Track team members react to removal of Coach Finch

Amy Sandquist

After Lawrence track head coach Vic Finch was fired over somewhat ambiguous allegations of budget mismanagement in late April, members of the track team reflected on a frustrating and emotional end to their season. Finch was terminated only a couple weeks before the Midwest Conference Championships, the most important track meet of the season.
For the track team, Finch’s dismissal came as a tremendous shock. The team was notified about the coach’s termination after practice one day. Sophomore Dan Moeller recalls that the “athletic directors hovered over our practice and then hurried us into a room and told us that [Finch] would no longer be our coach.”
The athletic directors were only able to tell the athletes that Finch had failed to fulfill his obligations as the head track coach, and they were unable to field the track team’s many questions about the specifics of his removal.
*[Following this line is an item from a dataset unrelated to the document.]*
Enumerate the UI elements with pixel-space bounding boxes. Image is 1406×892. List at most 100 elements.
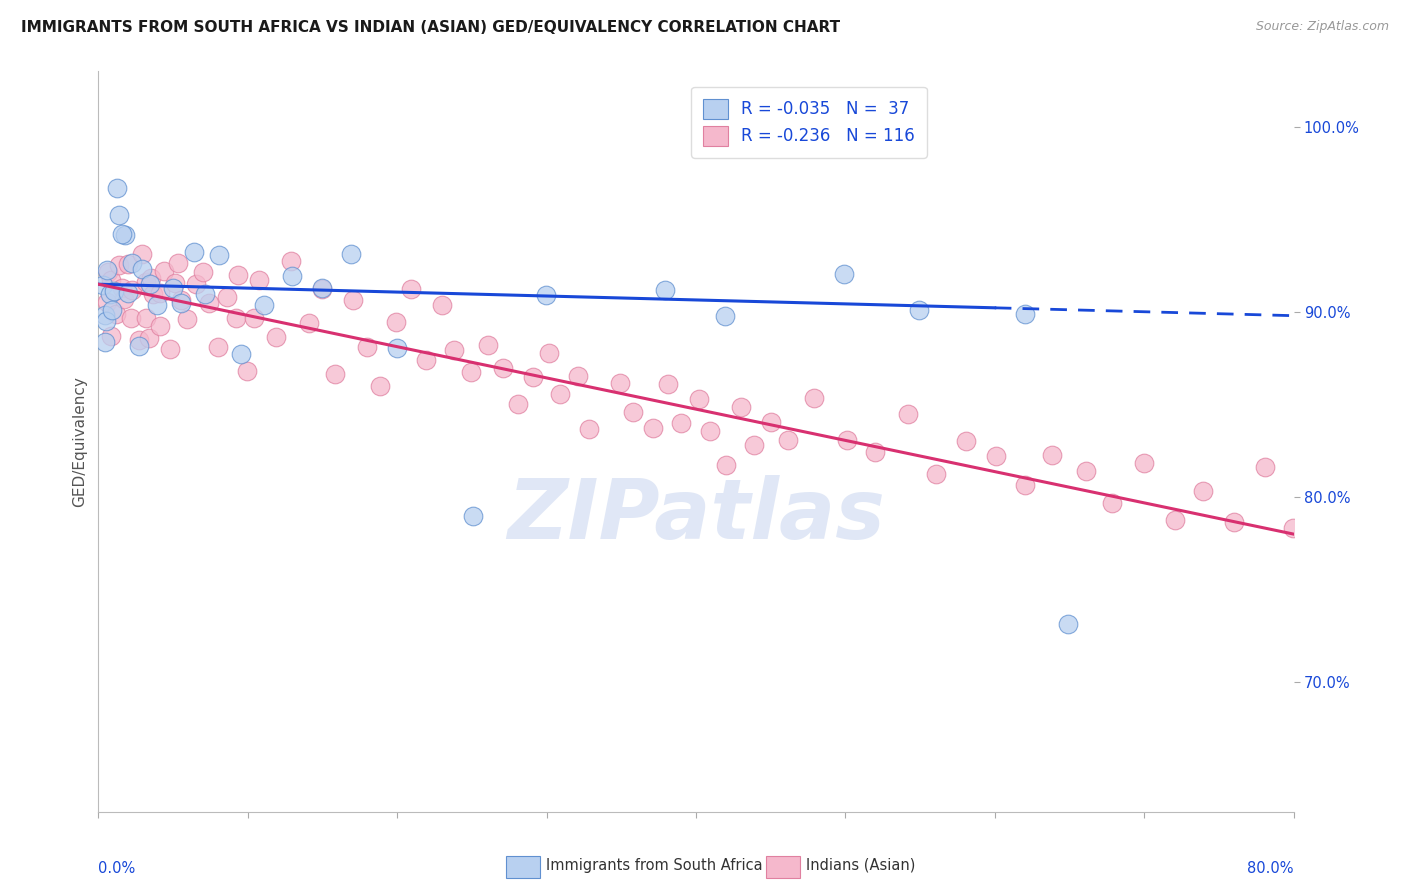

Due to protocol, the athletic directors told the students that they were not allowed to attempt or receive communication with Finch for the rest of the track season.
The track team relied on an official statement released a few days later by the athletic directors to inform them that Finch was fired due to his gross mismanagement of the track team budget and his failure to recruit.
Members of the team still did not understand the urgency of Finch’s removal, and junior Mark Sprtel noted that he found the information provided “ambiguous at best” and “highly unsatisfying.”
Finch’s sudden, virtually unexplained disappearance prompted an anger that still lingers among members of the track team. Rumors about Finch’s termination began to circulate around campus; both Moeller and David Zane expressed their frustration about the way the information about Finch was disseminated.
Moeller describes being approached by a softball player living in his residence hall whose coach had apparently shared information with the team about the circumstances surrounding Finch’s dismissal. Similarly, Zane reflected that hearing rumors about his coach from athletes on different teams was “not the ideal way of being informed.”
Helpless to do anything to change Finch’s fate, the track team prepared for the last three weeks of the season without a head coach. Sprtel commented that Finch’s firing “certainly damaged morale.”
The team’s distance runners were particularly affected by Finch’s absence and, according to Moeller, had to design their own workouts for the end of the season.
Though it is difficult to determine how Finch’s job loss affected the team’s performance at conference, Sprtel believes that he would have benefited from Finch’s “confidence-boosting advice” during the meet.
Finch was Lawrence’s third track coach in four years. Sprtel explained the importance of consistency in athletic training, particularly for runners, and lamented that constant change in training method hinders runners’ ability to succeed.
For Zane, Finch’s training methods were top-notch. “I personally can’t deny the fact that [Finch] made me a better runner,” Zane noted. “He really made me believe that I could improve significantly – and I did. I’m disappointed to see him go.